I have just heard, that it's a good idea to choose initial weights of a neural network from the range $(\frac{-1}{\sqrt d} , \frac{1}{\sqrt d})$, where $d$ is the number of inputs to a given neuron. It is assumed, that the sets are normalized – mean 0, variance 1 (don't know if this matters).
Why is this a good idea?
Best Answer
I assume you are using logistic neurons, and that you are training by gradient descent/back-propagation.
The logistic function is close to flat for large positive or negative inputs. The derivative at an input of $2$ is about $1/10$, but at $10$ the derivative is about $1/22000$ . This means that if the input of a logistic neuron is $10$ then, for a given training signal, the neuron will learn about $2200$ times slower that if the input was $2$.

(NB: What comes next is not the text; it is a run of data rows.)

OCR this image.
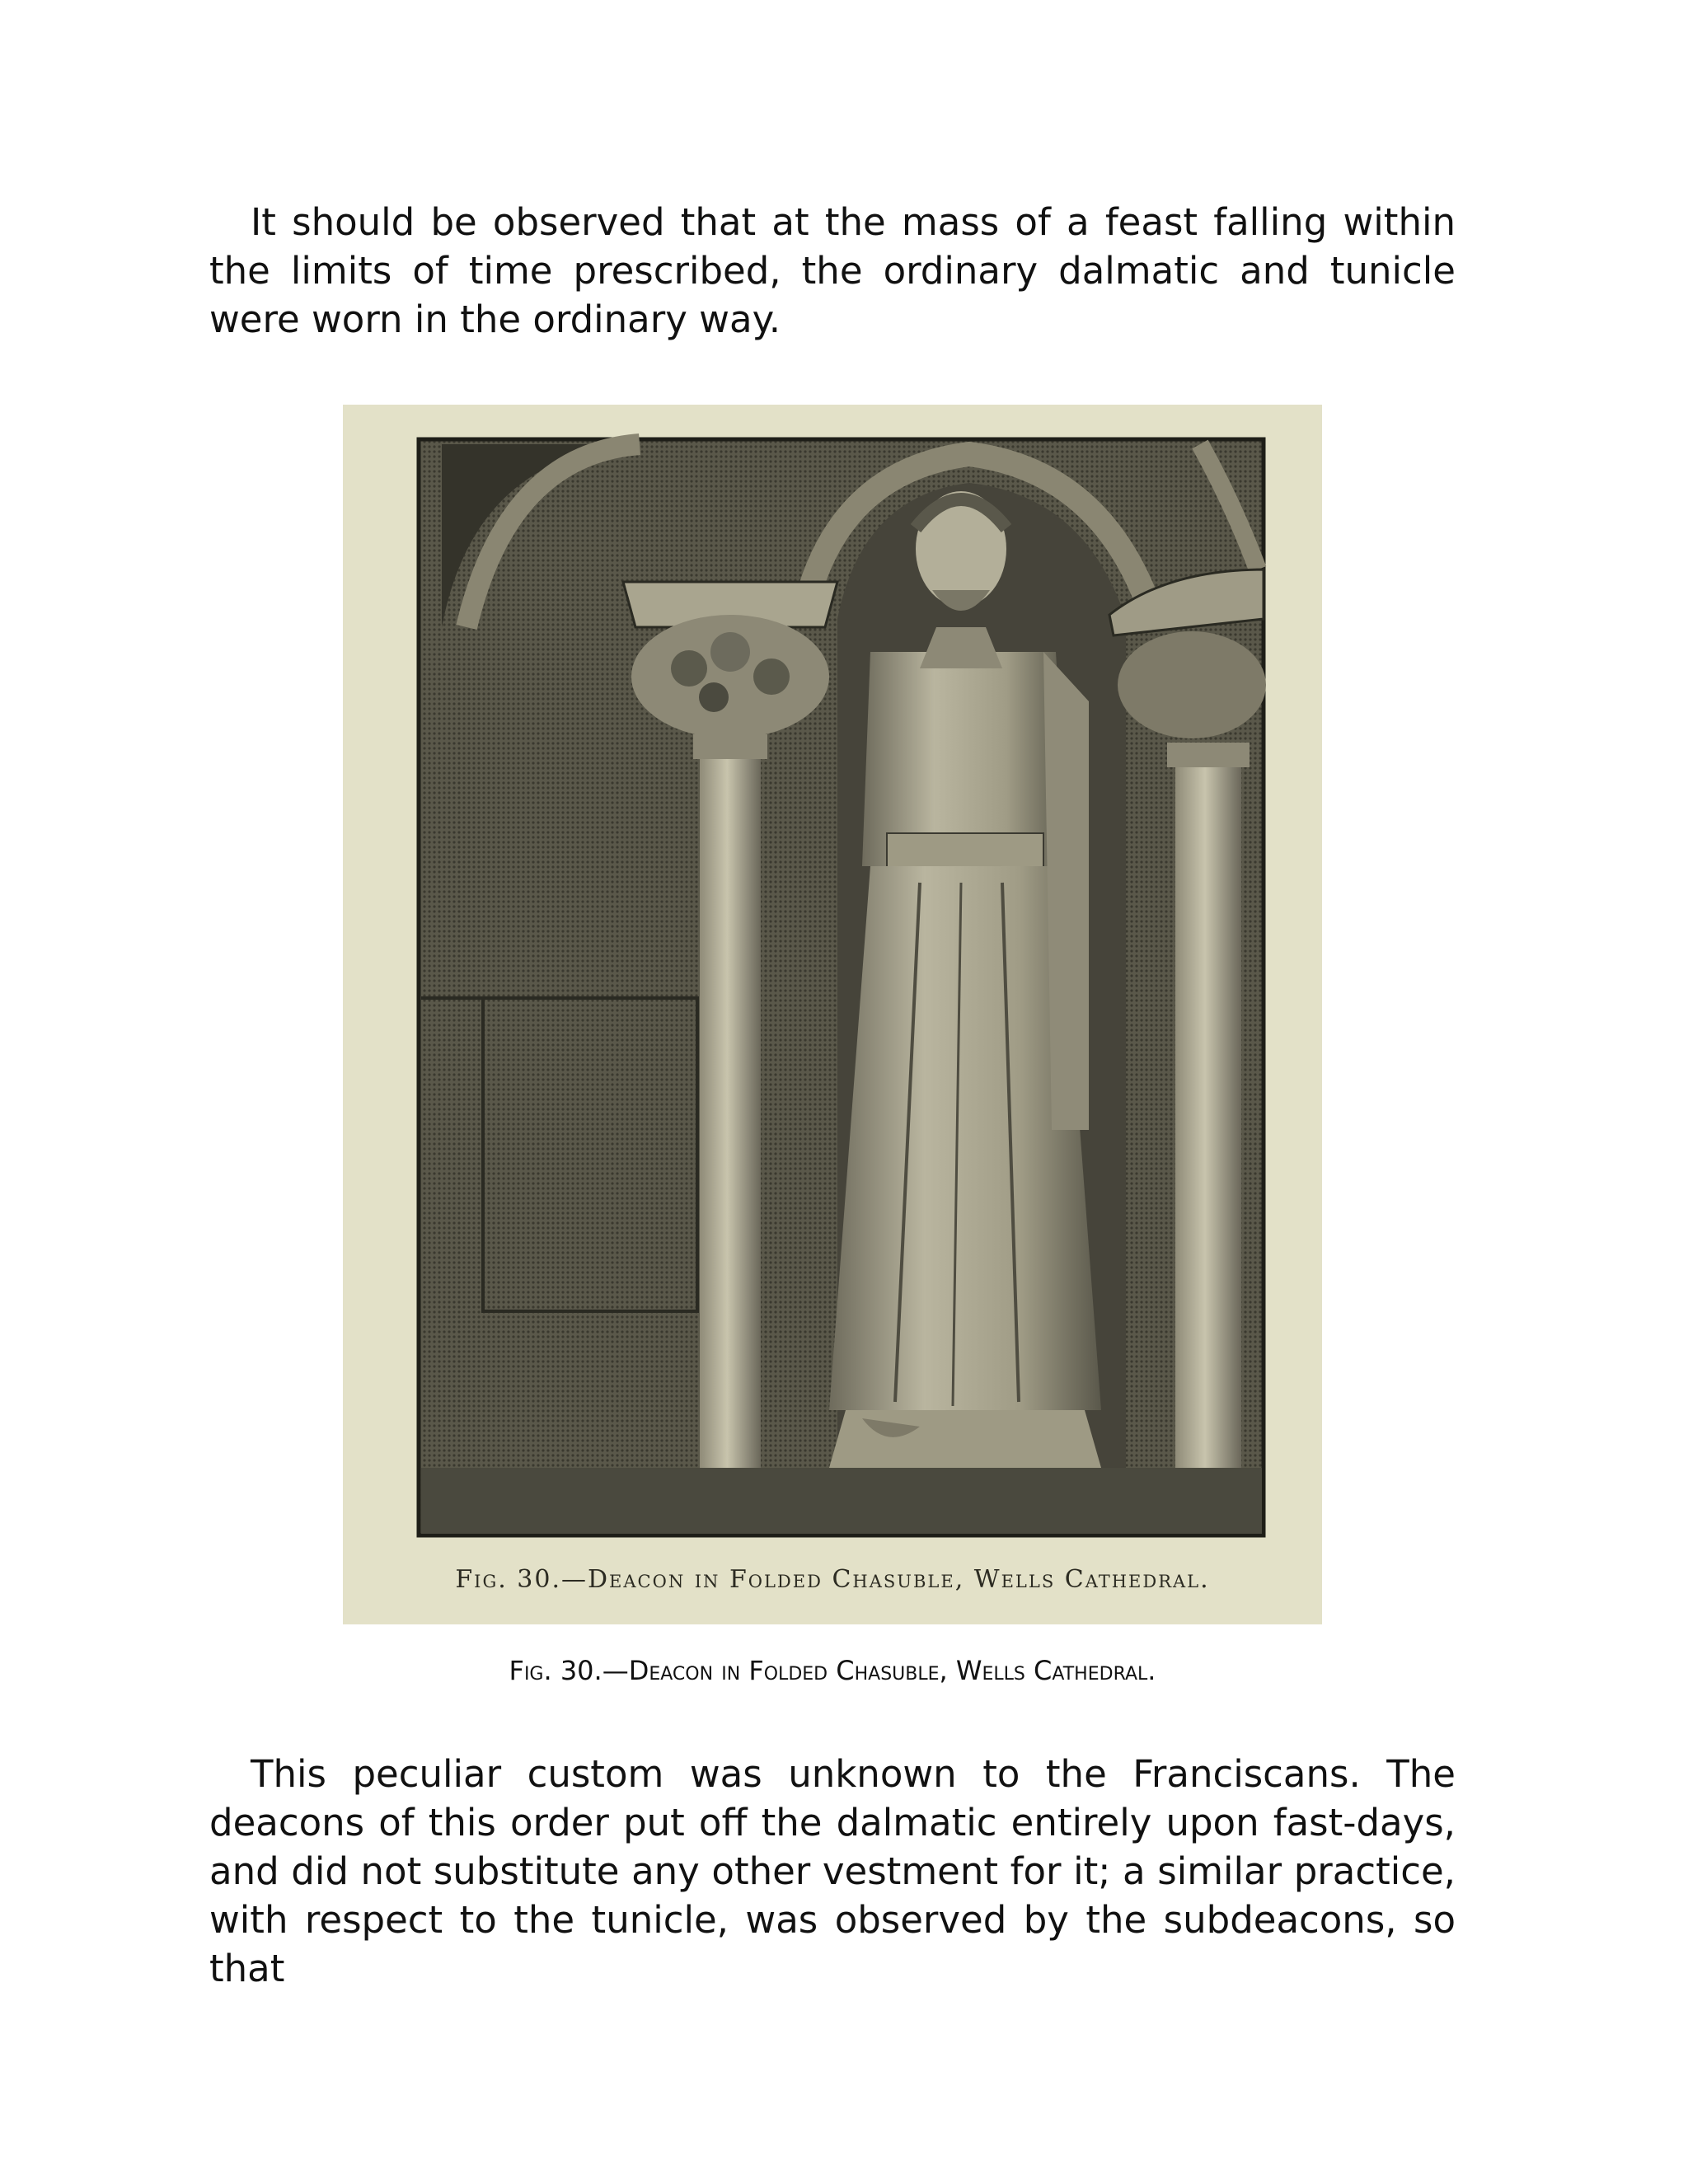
It should be observed that at the mass of a feast falling within the limits of time prescribed, the ordinary dalmatic and tunicle were worn in the ordinary way.

Fig. 30.—Deacon in Folded Chasuble, Wells Cathedral.

Fig. 30.—Deacon in Folded Chasuble, Wells Cathedral.

This peculiar custom was unknown to the Franciscans. The deacons of this order put off the dalmatic entirely upon fast-days, and did not substitute any other vestment for it; a similar practice, with respect to the tunicle, was observed by the subdeacons, so that
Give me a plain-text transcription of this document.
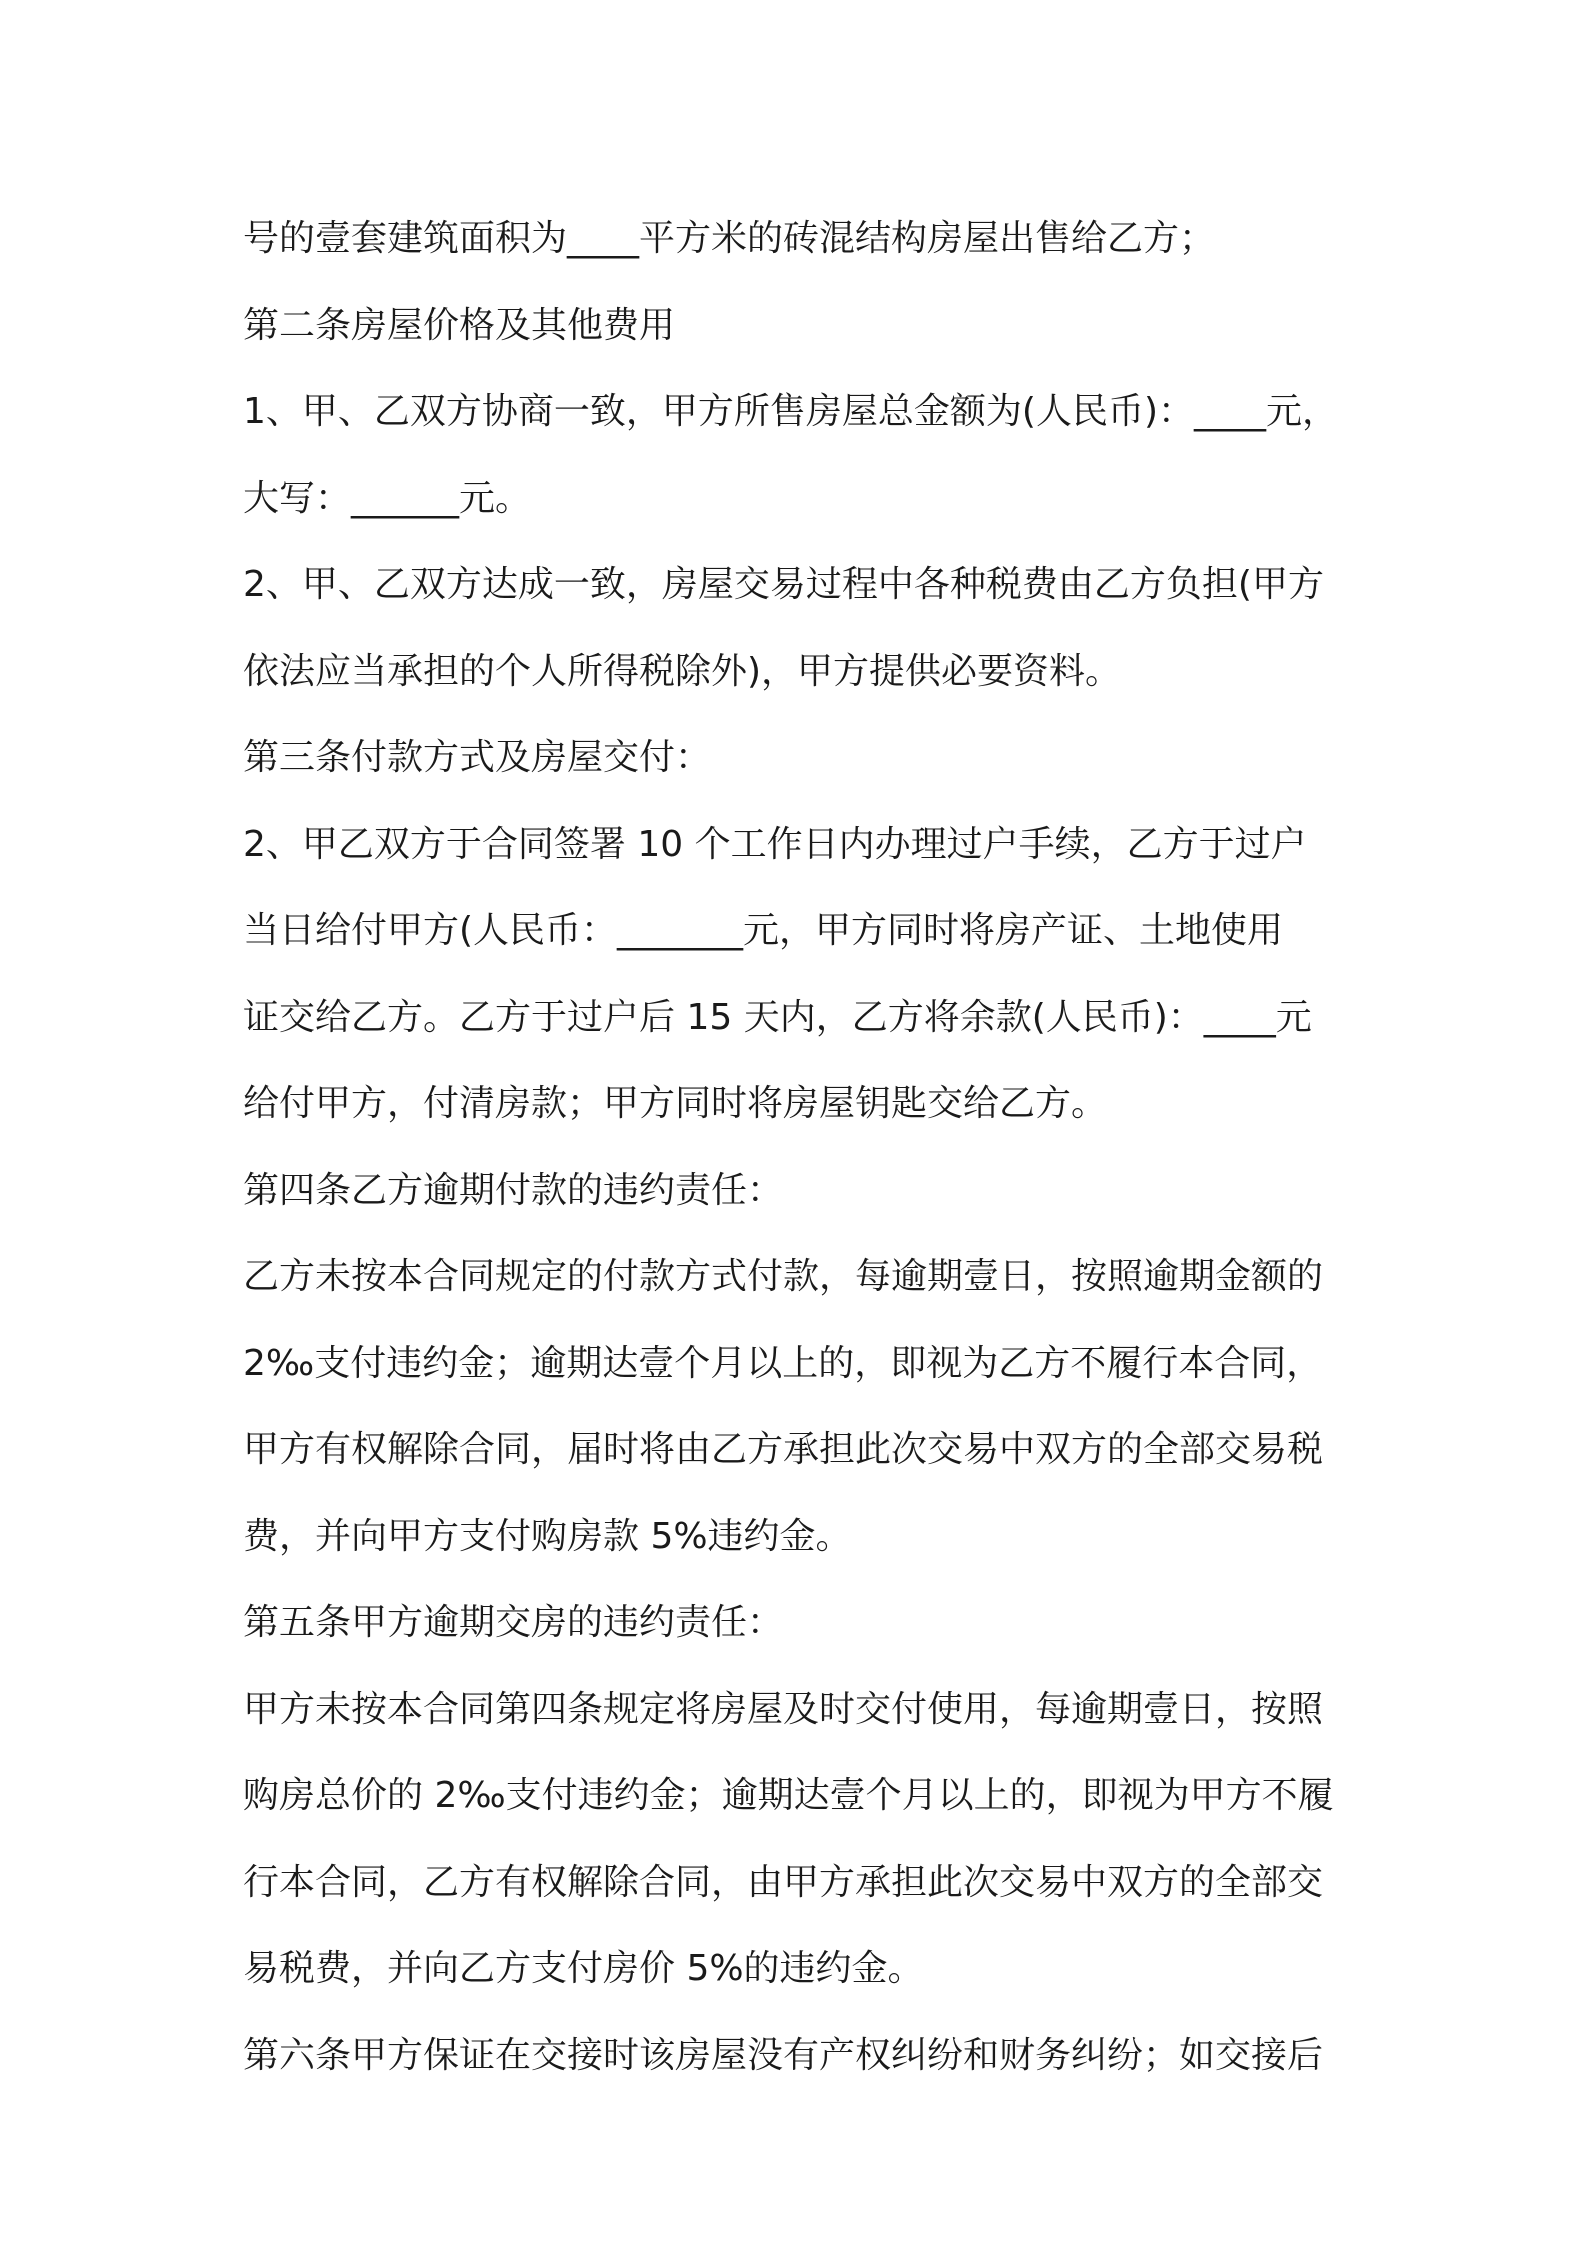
号的壹套建筑面积为____平方米的砖混结构房屋出售给乙方；
第二条房屋价格及其他费用
1、甲、乙双方协商一致，甲方所售房屋总金额为(人民币)：____元，
大写：______元。
2、甲、乙双方达成一致，房屋交易过程中各种税费由乙方负担(甲方
依法应当承担的个人所得税除外)，甲方提供必要资料。
第三条付款方式及房屋交付：
2、甲乙双方于合同签署 10 个工作日内办理过户手续，乙方于过户
当日给付甲方(人民币：_______元，甲方同时将房产证、土地使用
证交给乙方。乙方于过户后 15 天内，乙方将余款(人民币)：____元
给付甲方，付清房款；甲方同时将房屋钥匙交给乙方。
第四条乙方逾期付款的违约责任：
乙方未按本合同规定的付款方式付款，每逾期壹日，按照逾期金额的
2‰支付违约金；逾期达壹个月以上的，即视为乙方不履行本合同，
甲方有权解除合同，届时将由乙方承担此次交易中双方的全部交易税
费，并向甲方支付购房款 5%违约金。
第五条甲方逾期交房的违约责任：
甲方未按本合同第四条规定将房屋及时交付使用，每逾期壹日，按照
购房总价的 2‰支付违约金；逾期达壹个月以上的，即视为甲方不履
行本合同，乙方有权解除合同，由甲方承担此次交易中双方的全部交
易税费，并向乙方支付房价 5%的违约金。
第六条甲方保证在交接时该房屋没有产权纠纷和财务纠纷；如交接后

If you want the neuron to learn quickly, you either need to produce a huge training signal (such as with a cross-entropy loss function) or you want the derivative to be large. To make the derivative large, you set the initial weights so that you often get inputs in the range $[-4,4]$.
The initial weights you give might or might not work. It depends on how the inputs are normalized. If the inputs are normalized to have mean $0$ and standard deviation $1$, then a random sum of $d$ terms with weights uniform on $(\frac{-1}{\sqrt{d}},\frac{1}{\sqrt{d}})$ will have mean $0$ and variance $\frac{1}{3}$, independent of $d$. The probability that you get a sum outside of $[-4,4]$ is small. That means as you increase $d$, you are not causing the neurons to start out saturated so that they don't learn.
With inputs which are not normalized, those weights may not be effective at avoiding saturation.